My friend Doreen L. Barton mentioned that she’d like to see a studio that was messier than hers.
You’re out of luck on this post Doreen, because I just cleaned my desk.
Yes, I did.

I know, it still looks cluttered. That’s why I decided to annotate it for you, dear readers. You’ll see why it’s nearly impossible for me to keep my desk looking like those spic-and-span-tastical desks you find on Apartment Therapy. (Sweet mother of dog, do artists work at these desks?)
My dad and I made this desk from 2 x 2s and a sheet of some kind of laminate material. It’s a great desk, but it is not magazine-worthy, like this fancy glass-topped creation from an artist studio in Mexico. (It’s probably cleaned by the maid every morning while the artist is drinking her café con leche and reading the Mexico City News. It’s pretty easy to have a clean desk when you have an obsessive-compulsive housekeeper that organizes your color pencils based on your current drawing. I had one of those when I lived in Mexico. She’s probably running 18 successful businesses right now while I’m…well, I don’t work in color pencil anymore. And I clean my own desk. Occasionally.)
Anyway, I did clean the desk-of-shame, and shucks, I’m proud of it.
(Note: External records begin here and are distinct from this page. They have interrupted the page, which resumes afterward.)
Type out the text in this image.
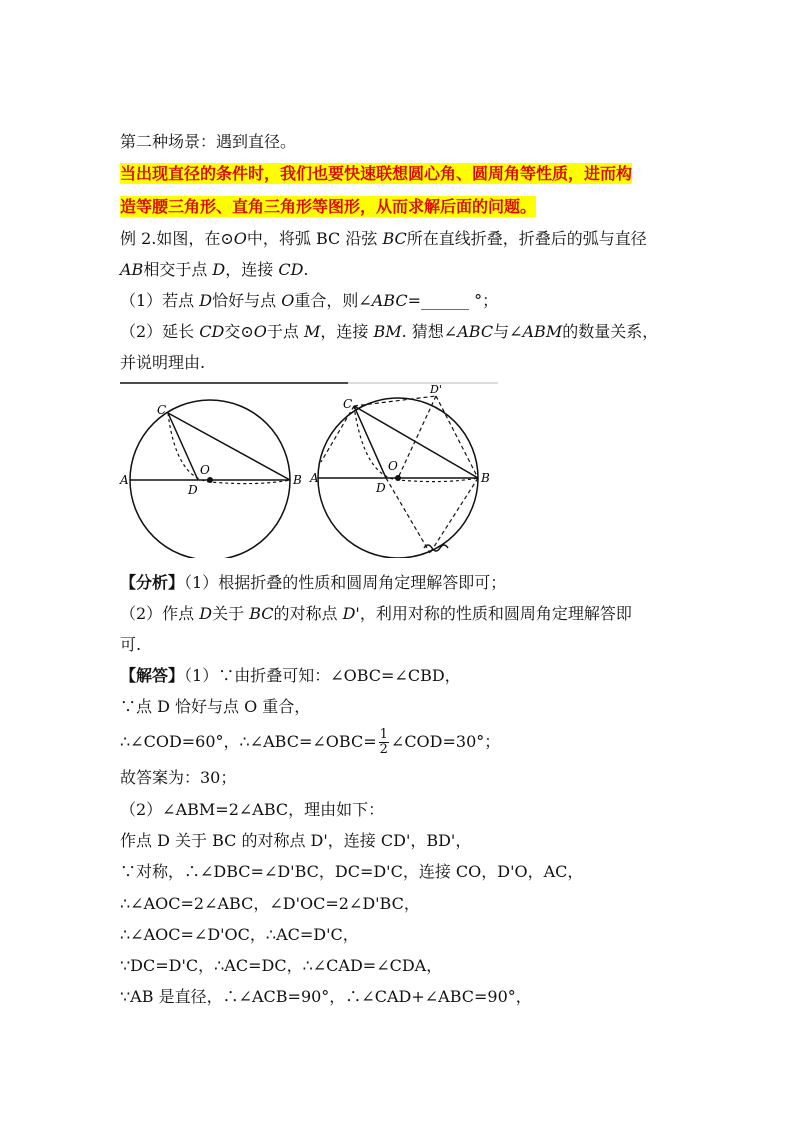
第二种场景：遇到直径。
当出现直径的条件时，我们也要快速联想圆心角、圆周角等性质，进而构
造等腰三角形、直角三角形等图形，从而求解后面的问题。
例 2.如图，在⊙O中，将弧 BC 沿弦 BC所在直线折叠，折叠后的弧与直径
AB相交于点 D，连接 CD.
（1）若点 D恰好与点 O重合，则∠ABC=______ °；
（2）延长 CD交⊙O于点 M，连接 BM. 猜想∠ABC与∠ABM的数量关系，
并说明理由.
A	B
C
D
O
A	B
C
D
O
D'
【分析】（1）根据折叠的性质和圆周角定理解答即可；
（2）作点 D关于 BC的对称点 D'，利用对称的性质和圆周角定理解答即
可.
【解答】（1）∵由折叠可知：∠OBC=∠CBD，
∵点 D 恰好与点 O 重合，
∴∠COD=60°，∴∠ABC=∠OBC= $\frac{1}{2}$ ∠COD=30°；
故答案为：30；
（2）∠ABM=2∠ABC，理由如下：
作点 D 关于 BC 的对称点 D'，连接 CD'，BD'，
∵对称，∴∠DBC=∠D'BC，DC=D'C，连接 CO，D'O，AC，
∴∠AOC=2∠ABC，∠D'OC=2∠D'BC，
∴∠AOC=∠D'OC，∴AC=D'C，
∵DC=D'C，∴AC=DC，∴∠CAD=∠CDA，
∵AB 是直径，∴∠ACB=90°，∴∠CAD+∠ABC=90°，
So here it is, a tour of my desk.
1. Old papers
I can’t stand to throw away paper, especially if only one side has been used. So I usually have a stack of lightly used paper on the corner of the desk for quick sketches, notes, and paper airplanes.
2. Wire, bits of old ideas, rusty pen nibs that I’m hoping I can de-rust
Why do I have this stuff on my desk? Why, oh, why? But where can I put it? I can’t throw it away; I might need it someday. Where you put wire so that you can find it when you need it? Dear reader, do you have a wire drawer? A rusty pen nib drawer?
3. Pruning shears
Borrowed from my mom for an illustration. Sorry Mom, I’ll return them soon.
4. Broken cup from Whittard of Chelsea
I bought this cup on my one-and-only trip to London, and I can’t stand to throw it away. There’s a toothbrush and a couple of Pigma Microns in it. I do have a drawer for Pigma Microns, but not a drawer for used toothbrushes I use for spraying paint.
5. Palette of paint
This is a gouache palette. Sometimes it’s a watercolor palette.
6. Jar of scissors
There are also pens and pencils, most of which I rarely use. The pens and pencils I use regularly live in drawers dedicated to them. I need more drawers.
7. Table top drafting board
This was given to me, thankfully, because they are frightfully expensive. You can get one here, but I’m warning you, the tilt is not nearly high enough to save your back. When I’m drawing a lot at the table, I have to stack books under the board, which makes the desk even more cluttered. I need a drafting table, but have you checked out how much those things cost? If you have an old one gathering dust in your garage, hey, give me a shout.
8. Container of water
To use #5. We used to eat a lot of Pavel’s yogurt, so I’m fully stocked with plastic water containers.
9. Rogue piece of paper
It says,
“What is life? It is the flash of a firefly in the night. It is the breath of a buffalo in the wintertime. It is the little shadow which runs across the grass and loses itself in the sunset.” — Crowfoot’s last words, 1890
When you put a clean desk in that perspective, it doesn’t seem so important, now does it?
Spoken like a true daughter of mine and granddaughter of Granna. There’s so much more to life than cleaning.